John Marasco, the managing director, capital markets and investment services at global agency Colliers International, says a “reset in the market” is holding up transactions.
He says that the reset will vary between, and even within asset classes, depending, in many cases, on the asset’s ability to attract, and hold, occupants.
He stresses that unlike the GFC, the market today has support from global investors, and from the superannuation funds, and, that debt is available from both bank and non-bank lenders.
Of course the new debt comes at a price. For prime borrowers, that cost of debt – base rate plus margin – has effectively doubled since the nadir of interest rate cycle, crunching interest coverage ratios, and reducing the amount of leverage.
Rising yields
So how far will values fall through the reset?
MSCI’s Martin-Henry notes that several sectors experienced a rise in yields during the third quarter which, unless balanced by a significant increase in income, is effectively a fall in value.
Offices in Sydney, Brisbane and Perth, but not Melbourne, saw a rise in yields; so did regional, sub-regional and neighbourhood shopping centres but not city centre retail or large format retail; and, “most notably the Sydney industrial sector saw the first increase in cap rates in six years”.
The December 30 valuations, due out over the next month, should show a touch of the wind back, but only a touch, until further transaction evidence emerges.
Last month, Barrenjoey’s head of real assets research Ben Brayshaw forecast that cap rates in the listed Real Estate Investment Trust sector would rise 40-100 basis points.
Which means book values would wind back about 11 per cent for retail, 7.5 per cent for premium office but 35 per cent for B-grade buildings, and 2 per cent for logistics property.
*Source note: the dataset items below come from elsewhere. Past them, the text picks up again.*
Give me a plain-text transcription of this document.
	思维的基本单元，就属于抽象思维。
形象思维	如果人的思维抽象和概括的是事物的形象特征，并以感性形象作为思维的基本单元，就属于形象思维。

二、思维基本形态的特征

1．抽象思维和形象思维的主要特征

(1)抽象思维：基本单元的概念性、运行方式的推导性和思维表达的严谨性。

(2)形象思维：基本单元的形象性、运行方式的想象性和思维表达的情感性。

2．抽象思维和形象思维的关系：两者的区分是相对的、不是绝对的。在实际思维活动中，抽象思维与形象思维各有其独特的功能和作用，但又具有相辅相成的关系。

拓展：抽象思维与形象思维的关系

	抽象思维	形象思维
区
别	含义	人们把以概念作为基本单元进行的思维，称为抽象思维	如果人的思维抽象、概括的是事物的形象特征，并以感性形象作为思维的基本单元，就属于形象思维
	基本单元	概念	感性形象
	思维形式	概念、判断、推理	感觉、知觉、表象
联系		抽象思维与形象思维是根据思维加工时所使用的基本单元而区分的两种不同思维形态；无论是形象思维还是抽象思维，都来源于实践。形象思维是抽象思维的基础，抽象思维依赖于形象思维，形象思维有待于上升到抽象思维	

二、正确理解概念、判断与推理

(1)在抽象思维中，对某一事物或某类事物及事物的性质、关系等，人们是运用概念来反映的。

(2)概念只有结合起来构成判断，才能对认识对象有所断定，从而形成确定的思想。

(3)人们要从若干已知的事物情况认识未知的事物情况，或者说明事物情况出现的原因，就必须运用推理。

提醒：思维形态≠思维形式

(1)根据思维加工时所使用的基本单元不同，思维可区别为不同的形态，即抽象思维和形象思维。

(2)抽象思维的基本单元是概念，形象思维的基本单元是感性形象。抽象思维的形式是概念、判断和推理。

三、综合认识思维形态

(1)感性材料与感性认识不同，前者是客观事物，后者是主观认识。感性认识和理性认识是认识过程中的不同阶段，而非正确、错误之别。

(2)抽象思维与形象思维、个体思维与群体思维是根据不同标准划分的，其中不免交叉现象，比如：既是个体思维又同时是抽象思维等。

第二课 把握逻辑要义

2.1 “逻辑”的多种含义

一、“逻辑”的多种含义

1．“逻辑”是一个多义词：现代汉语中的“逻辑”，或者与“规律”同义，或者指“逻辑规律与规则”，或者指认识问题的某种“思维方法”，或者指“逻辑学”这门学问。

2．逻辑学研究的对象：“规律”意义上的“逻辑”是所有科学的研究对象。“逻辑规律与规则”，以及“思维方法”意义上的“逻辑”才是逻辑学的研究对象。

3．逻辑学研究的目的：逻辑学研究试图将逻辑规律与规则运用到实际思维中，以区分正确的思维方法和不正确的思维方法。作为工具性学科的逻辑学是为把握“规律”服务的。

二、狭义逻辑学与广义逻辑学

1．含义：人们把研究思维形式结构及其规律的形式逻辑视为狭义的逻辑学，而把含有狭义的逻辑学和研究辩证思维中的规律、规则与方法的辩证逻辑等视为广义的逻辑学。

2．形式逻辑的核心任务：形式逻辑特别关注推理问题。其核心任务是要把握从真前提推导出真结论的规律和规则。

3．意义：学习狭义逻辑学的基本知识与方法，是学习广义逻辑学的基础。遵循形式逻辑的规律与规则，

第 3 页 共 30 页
Some industrial values will actually rise but others will fall 10 per cent.
“This cycle is proving to be different, which makes it challenging to draw parallels with the past,” he wrote,
Brayshaw noted, that unlike during the global financial crisis, REIT balance sheets today can absorb a decline in valuations and, with debt covenant issues unlikely to come into play, the “REITs shouldn’t need defensive equity”.
“We believe that inflation-linked income growth, tight supply/demand across most sectors, and moderate leverage, will limit the correction,” he wrote.
Demand for quality
Another way to look at the issue is to see what is being sold, to whom and why.
The REITs are largely sellers, with Brayshaw estimating the sector aims to divest $5 billion to $10 billion worth of assets.
Charter Hall managing director David Harrison told his AGM that equity flows were favouring his “larger pooled and partnership investors” – like offshore sovereign funds and the domestic superannuation funds – who were “enjoying the greater opportunities afforded in transaction markets with reduced competition.”
This week, funds managed by Centuria Capital and MA Financial will settle the $223 million purchase of Allendale Square in Perth from Mirvac after both raised $70 million in new equity from wealthy individuals and large financial groups.
But look at the return. The forecast distribution yield is a solid 7.25 per cent, and, with a planned repositioning of the tower, the Internal Rate of Return on equity is expected to be over 11 per cent.
“There is still good demand for good quality product,” says MA Financial’s managing director of asset management, Matthew Lane.
Centuria’s joint chief executive, John McBain, acknowledges that capital raising is slower at the moment but possible for those who understand their investors.
And what about the real estate groups who this year will miss the Christmas sales commissions?
Surprisingly, while sales are down, office leasing activity is up.
In the year to October, Colliers International has signed up 8 per cent more space – over half a million sq metres around the country – and 6 per cent more transactions than in 2021, with tenants driven by a “flight to quality” and “flight to experience” in core CBD and fringe locations.
There’s a lesson for capital markets.